SFB-C1 Ökonomie und Arbeit im nachfordistischen Übergangsregime – Zur industriesoziologischen Zeitdiagnose reflexiver Modernisierung

Projektbeschreibung

Mit den gegenwärtig zu beobachtenden Veränderungsprozessen von Unternehmen und Arbeit (Dezentralisierung und Vermarktlichung von Unternehmen, Netzwerkbildung, Erosion des Normalarbeitsverhältnisses etc.) stehen zentrale Basisinstitutionen der ersten Moderne auf dem Prüfstand. Das Teilprojekt untersucht insbesondere, inwiefern sich in der Erosion von für die erste Moderne konstitutiven Grenzziehungen Hinweise auf einen grundlegenden Bruch und damit auf mögliche Übergänge in die Zweite Moderne finden lassen:
(1) in den erodierenden Grenzziehungen zwischen "Betrieb/Unternehmen" und "Markt" und den dort jeweils herrschenden Steuerungsprinzipien (zentralistisch-bürokratische Organisation vs.
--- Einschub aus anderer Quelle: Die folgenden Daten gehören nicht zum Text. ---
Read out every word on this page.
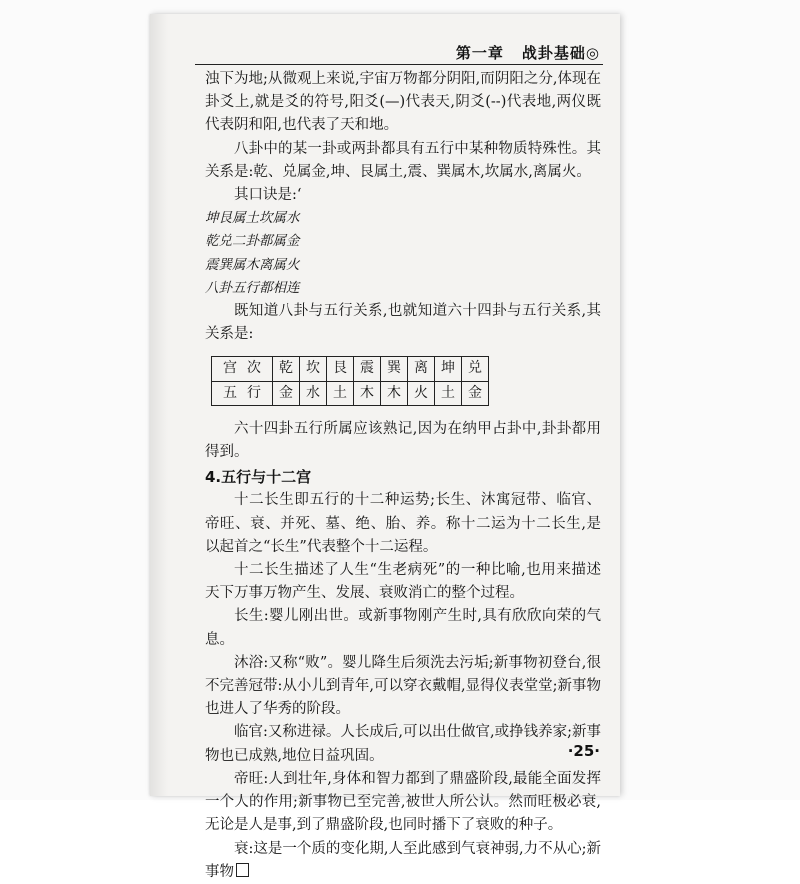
第一章 战卦基础◎

浊下为地;从微观上来说,宇宙万物都分阴阳,而阴阳之分,体现在卦爻上,就是爻的符号,阳爻(—)代表天,阴爻(--)代表地,两仪既代表阴和阳,也代表了天和地。

八卦中的某一卦或两卦都具有五行中某种物质特殊性。其关系是:乾、兑属金,坤、艮属土,震、巽属木,坎属水,离属火。

其口诀是:‘

坤艮属土坎属水

乾兑二卦都属金

震巽属木离属火

八卦五行都相连

既知道八卦与五行关系,也就知道六十四卦与五行关系,其关系是:

宫次	乾	坎	艮	震	巽	离	坤	兑
五行	金	水	土	木	木	火	土	金

六十四卦五行所属应该熟记,因为在纳甲占卦中,卦卦都用得到。

4.五行与十二宫

十二长生即五行的十二种运势;长生、沐寓冠带、临官、帝旺、衰、并死、墓、绝、胎、养。称十二运为十二长生,是以起首之“长生”代表整个十二运程。

十二长生描述了人生“生老病死”的一种比喻,也用来描述天下万事万物产生、发展、衰败消亡的整个过程。

长生:婴儿刚出世。或新事物刚产生时,具有欣欣向荣的气息。

沐浴:又称“败”。婴儿降生后须洗去污垢;新事物初登台,很不完善冠带:从小儿到青年,可以穿衣戴帽,显得仪表堂堂;新事物也进人了华秀的阶段。

临官:又称进禄。人长成后,可以出仕做官,或挣钱养家;新事物也已成熟,地位日益巩固。

帝旺:人到壮年,身体和智力都到了鼎盛阶段,最能全面发挥一个人的作用;新事物已至完善,被世人所公认。然而旺极必衰,无论是人是事,到了鼎盛阶段,也同时播下了衰败的种子。

衰:这是一个质的变化期,人至此感到气衰神弱,力不从心;新事物

·25·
Konkurrenz und Austausch), (2) in Prozessen der inhaltlichen, sozialen, zeitlichen und räumlichen "Entgrenzung von Arbeit" (Erosion der "Normalarbeit" sowie der Grenze zwischen "Arbeit" und "Leben") und (3) in der (partiellen) Ablösung von Macht- und Herrschaftsbeziehungen durch Formen der Selbstorganisation im Rahmen neuer Kooperationsformen und Wettbewerbsmechanismen. Ob und inwieweit in diesen Prozessen zugleich Ansätze zur Entwicklung neuer Strukturen und Funktionsprinzipien der Organisation von Unternehmen und Arbeit angelegt sind und wie diese Ansätze sich in eine gesellschaftliche Theorie reflexiver Modernisierung fügen, dies zu klären ist Ziel der theoretischen Arbeiten dieses Teilprojekts.

In der laufenden dritten Forschungsphase wird die Forschungsperspektive einer Erosion der fordistischen Basisinstitutionen der ersten Moderne (paradigmatisch: Entgrenzung) nun dezidiert um die Frage nach den „Konturen des Neuen“ erweitert: Ausgangspunkt der weiterführenden – und zugleich abschließenden – Arbeiten ist die Beobachtung eines Umschlags in der Entwicklung von Ökonomie und Arbeit: Nach einer Phase der „Entdeckung der Krise“ und einer „Inkubationsphase“ läßt sich etwa seit den 1990er Jahren die Herausbildung eines „nachfordistischen Übergangsregimes“ beobachten: Dieses ist „Regime“, weil nun – bei anhaltender Krise – neue Rationalisierungsleitbilder und institutionelle Restrukturierungstendenzen in neuartiger Weise ineinandergreifen und dem Umbruch eine spezifische Gerichtetheit verleihen. Zugleich deutet vieles darauf hin, daß dieses Regime selbst krisenhaft, möglicherweise ein Übergangsphänomen ist: Die neuen „Lösungen“ erweisen sich als instabil, heterogen, widersprüchlich und konfliktreich.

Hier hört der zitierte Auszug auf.